Artigo

Uma milícia para chamar de sua

Por Esdras Marchezan *

 

Mais que um repertório de palavrões e de ideias autoritárias e inconstitucionais, o vídeo da reunião de ministros do Presidente Jair Bolsonaro tornou ainda mais evidente um desejo que o acompanha desde a campanha eleitoral: o armamento indiscriminado de civis brasileiros. O argumento do Presidente para tal medida (“Por isso eu quero que o povo se arme, a garantia de que não vai aparecer um filho da puta e impor uma ditadura aqui.”) esconde, ironicamente, um desejo que é seu, mais do que de qualquer outra pessoa: uma milícia para chamar de sua.

Na criação de uma narrativa sobre a necessidade de dar ao povo condições de se defender (De quem?), Bolsonaro vende a tese do armamento deliberado da população como estratégia de defesa própria. Mostra que, pressionado pelos poderes constituídos e pela população em caso de cometimento de crime, não está disposto a respeitar os trâmites constitucionais estabelecidos. Contra isso, busca construir uma milícia popular armada para sair em sua defesa. Terreno fértil para uma guerra civil.

Exagero? Atente para os fatos.

Parcela do eleitorado de Bolsonaro é formada por policiais (civis e militares) ou defensores da violência e do armamentismo. Mais do que isso. A defesa da legalização de milícias no Brasil é uma pauta constante nas campanhas do bolsonarismo. Lembremos da ligação da família Bolsonaro com milicianos como o ex-policial do BOPE, Adriano da Nóbrega, e com o ex-PM Élcio Queiroz, e o PM reformado Ronnie Lessa, acusados de envolvimento na execução da vereadora, Marielle Franco, e do motorista Anderson Pedro Gomes.
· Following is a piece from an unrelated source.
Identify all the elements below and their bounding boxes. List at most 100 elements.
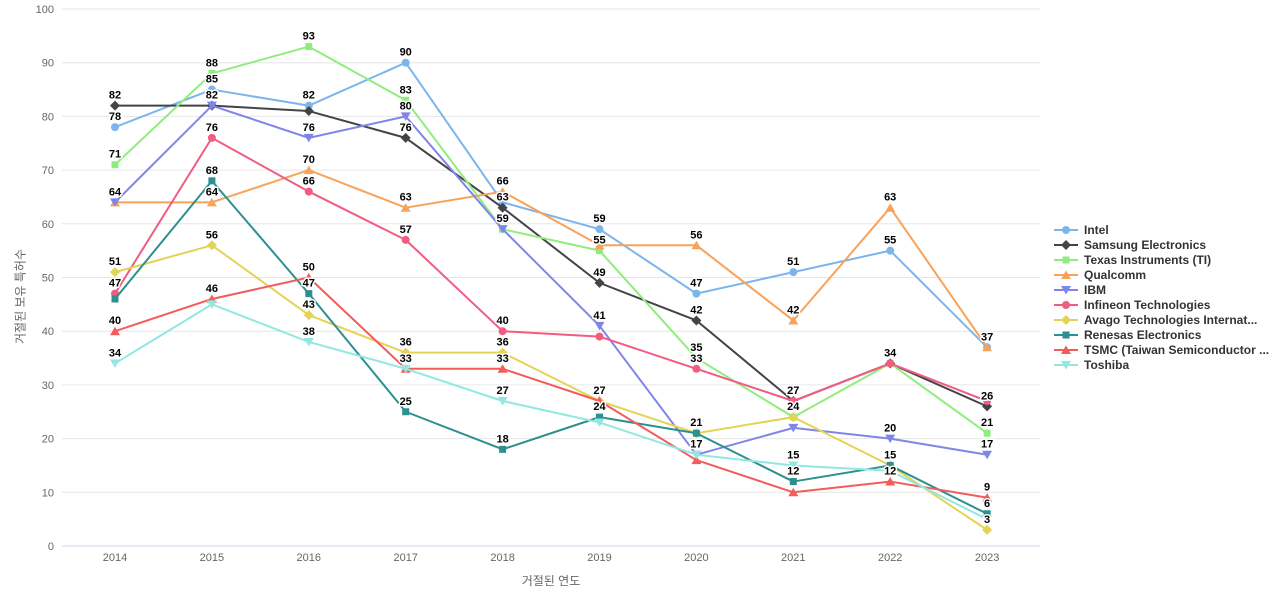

Novo capítulo. Em abril deste ano, o Ministério Público Federal (MPF) abriu procedimento para investigar indícios de violação da Constituição pelo Presidente Jair Bolsonaro, através de interferência em atos de exclusividade do Exército. Os procuradores investigam uma ordem do Presidente ao Comando Logístico do Exército (COLOG), determinando a revogação de três portarias sobre monitoramento de armas e munições. As portarias estabeleciam o controle, rastreabilidade e identificação de armas e munições importadas e fabricadas pela indústria nacional. O caso pode resultar em ação de improbidade administrativa na Justiça Federal ou processo no Supremo Tribunal Federal (STF). Para o MPF, a revogação facilita o acesso do crime organizado a armas e munições desviadas. Bingo.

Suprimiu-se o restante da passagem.